In the set-intersection case, the intermediate result _shrinks_ rather
than growing, so the amount of data "copied over" is a diminishing
quantity at each step, and so the analysis showing quadratic behavior
for the functional approach does not hold; behavior may be roughly
linear, influenced in minor ways by accidental regularities in the sets'
structure and order (especially likely for short sequences of small
sets, as in your case). Using a slightly longer sequence of slightly
larger sets, with little structure to each, e.g.:

random.seed(12345) # set seed to ensure total repeatability
los=[set(random.sample(range(1000), 990)) for x in range(200)]

at the end of the setup (the intersection of these 200 sets happens to
contain 132 items), I measure (as usual on my 18-months-old Macbook Pro
laptop):

stmt = 'reduce(set.intersection,los)'
best of 3: 1.66e+04 usec per loop
stmt = 'intersect_all(los)'
best of 3: 1.66e+04 usec per loop

and occasionally 1.65 or 1.67 instead of 1.66 for either or both,
whether with 10,000 or 100,000 loops. (Not sure whether your
observations about the reduce-based approach becoming faster with more
loops may be due to anomalies in Windows' scheduler, or the accidental
regularities mentioned above; my timings are probably more regular since
I have two cores, one of which probably ends up dedicated to whatever
task I'm benchmarking while the other one runs all "background" stuff).

> turn indicates that both implementations actually work about same and
> your "O(n squared)" argument is irrelevant.
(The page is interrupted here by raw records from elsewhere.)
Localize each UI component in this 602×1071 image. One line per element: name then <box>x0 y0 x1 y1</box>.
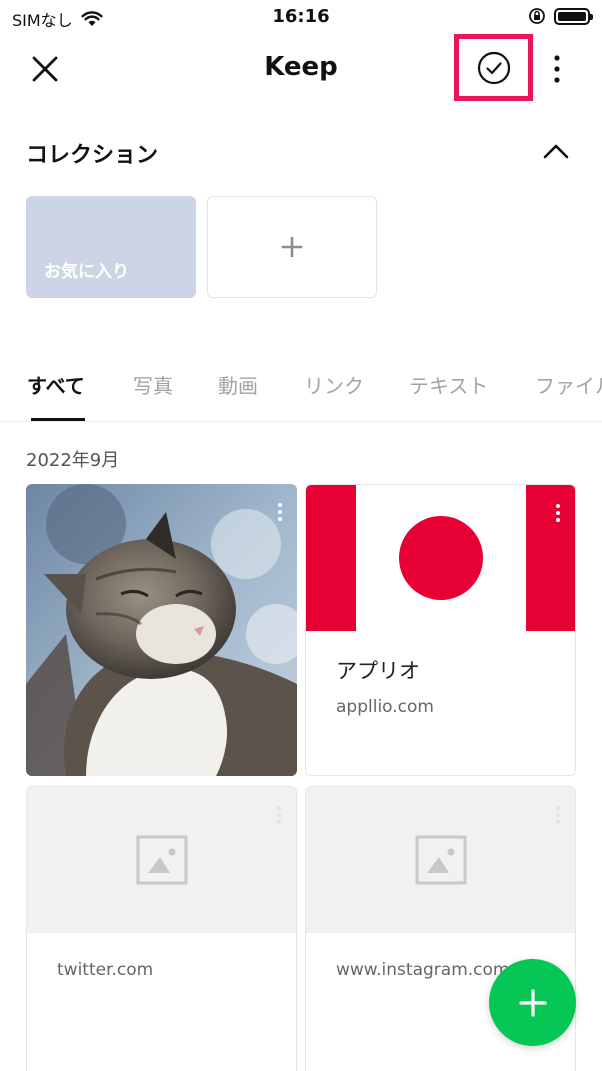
card-menu-icon[interactable] <box>277 502 283 522</box>
select-button[interactable] <box>454 34 533 101</box>
photo-card-cat[interactable] <box>26 484 297 776</box>
cat-photo <box>26 484 297 776</box>
add-button[interactable] <box>489 959 576 1046</box>
plus-icon <box>282 237 302 257</box>
collection-title: コレクション <box>26 143 159 168</box>
status-bar: SIMなし 16:16 <box>0 0 602 34</box>
link-card-appllio[interactable]: アプリオ appllio.com <box>305 484 576 776</box>
link-title: アプリオ <box>336 659 420 683</box>
card-menu-icon[interactable] <box>555 503 561 523</box>
image-placeholder-icon <box>136 835 187 885</box>
orientation-lock-icon <box>529 8 545 24</box>
collection-favorites-label: お気に入り <box>44 262 129 282</box>
nav-bar: Keep <box>0 34 602 104</box>
more-vertical-icon <box>554 55 560 83</box>
appllio-logo <box>306 485 575 631</box>
link-url: www.instagram.com <box>336 960 510 980</box>
clock: 16:16 <box>272 6 330 27</box>
card-menu-icon[interactable] <box>555 805 561 825</box>
add-collection-button[interactable] <box>207 196 377 298</box>
active-tab-indicator <box>31 418 85 421</box>
check-circle-icon <box>477 51 510 84</box>
card-menu-icon[interactable] <box>276 805 282 825</box>
filter-tabs: すべて 写真 動画 リンク テキスト ファイル <box>0 360 602 422</box>
tab-photos[interactable]: 写真 <box>133 370 173 399</box>
status-right <box>528 7 593 25</box>
chevron-up-icon[interactable] <box>540 136 572 168</box>
link-thumbnail <box>306 787 575 933</box>
link-url: twitter.com <box>57 960 154 980</box>
tab-all[interactable]: すべて <box>27 370 85 399</box>
tab-files[interactable]: ファイル <box>535 370 602 399</box>
tab-links[interactable]: リンク <box>304 370 364 399</box>
link-card-twitter[interactable]: twitter.com <box>26 786 297 1071</box>
month-header: 2022年9月 <box>26 450 120 471</box>
battery-icon <box>554 7 593 25</box>
more-button[interactable] <box>545 50 569 88</box>
link-url: appllio.com <box>336 697 434 717</box>
image-placeholder-icon <box>415 835 466 885</box>
tab-text[interactable]: テキスト <box>409 370 488 399</box>
link-thumbnail <box>27 787 296 933</box>
tab-videos[interactable]: 動画 <box>218 370 258 399</box>
plus-icon <box>518 988 547 1017</box>
collection-favorites[interactable]: お気に入り <box>26 196 196 298</box>
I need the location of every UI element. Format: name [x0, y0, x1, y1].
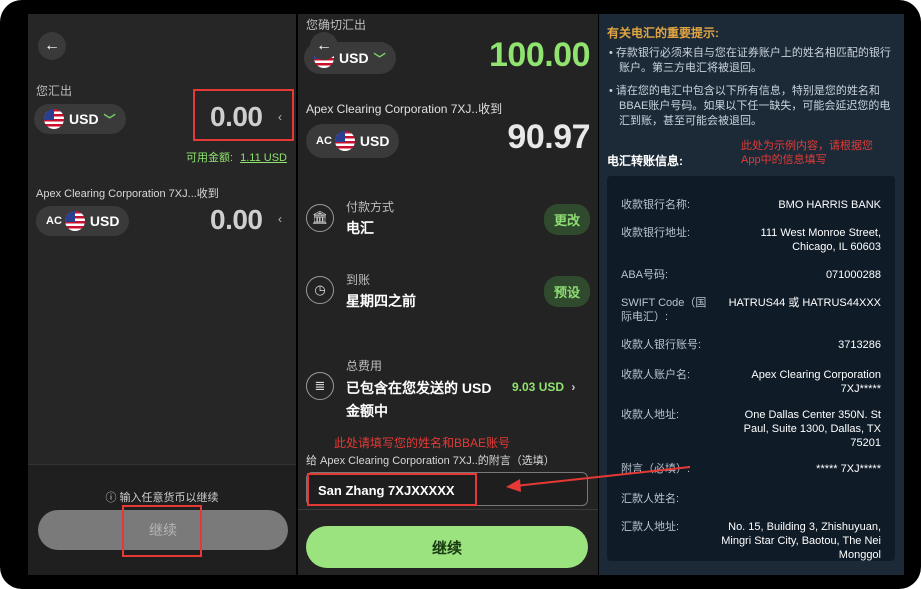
- notice-2: • 请在您的电汇中包含以下所有信息，特别是您的姓名和BBAE账户号码。如果以下任…: [609, 84, 891, 129]
- screenshot-frame: ← 您汇出 USD ﹀ 0.00 ‹ 可用金额: 1.11 USD Apex C…: [0, 0, 921, 589]
- hint-row: ⓘ 输入任意货币以继续: [28, 489, 296, 505]
- notice-2-text: 请在您的电汇中包含以下所有信息，特别是您的姓名和BBAE账户号码。如果以下任一缺…: [615, 85, 891, 127]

It's indeed irrelevant when the behavior _isn't_ quadratic (as in the
case of intersections) -- but unfortunately it _is_ needlessly quadratic
in most interesting cases involving containers (catenation of sequences,
union of sets, merging of dictionaries, merging of priority-queues,
...), because in those cases the intermediate temporary values tend to
grow, as I tried to explain in more detail above.

Alex

Paul Rubin

unread,

Aug 20, 2007, 11:18:03 AM8/20/07

to

al...@mac.com (Alex Martelli) writes:
> > turn indicates that both implementations actually work about same and
> > your "O(n squared)" argument is irrelevant.
>
> It's indeed irrelevant when the behavior _isn't_ quadratic (as in the
> case of intersections) -- but unfortunately it _is_ needlessly quadratic
> in most interesting cases involving containers (catenation of sequences,
> union of sets, merging of dictionaries, merging of priority-queues,
> ...), because in those cases the intermediate temporary values tend to
> grow, as I tried to explain in more detail above.

Mostly directed to samwyse: Alex is correct here and I'd add that
Python and its libraries are written for an imperative, mutating
approach though there are some situations in which you can write in
functional style without a big efficiency hit. In particular, the
quadratic behavior Alex points out is because of Python's hash-based
implementation of sets, so you can't make a new set that adds or
removes one element from the old set, without copying all the elements
around.

A more purist functional approach would probably implement sets with
some other data structure such as AVL trees, so you can make a new one
that adds or deletes some node in O(log n) time (it would share almost
all of its structure with the old one). So instead of O(n) for the
hash-based mutating implementation or O(n**2) for the hash/copying
based functional implementation, you get O(n log n) for the functional
tree implementation. Haskell's Data.Map module does something like
this. There's a book "Purely Functional Data Structures" by Chris
Okasaki that shows how to implement dicts, priority queues, and
fancier objects in functional style based on similar principles.

If you want to try out functional programming in a lightweight
language (much easier to grok than Haskell) you might look at Hedgehog Lisp:

http://hedgehog.oliotalo.fi/

It includes a functional dictionary implementation based on AVL trees
but with a Python dictionary-like API.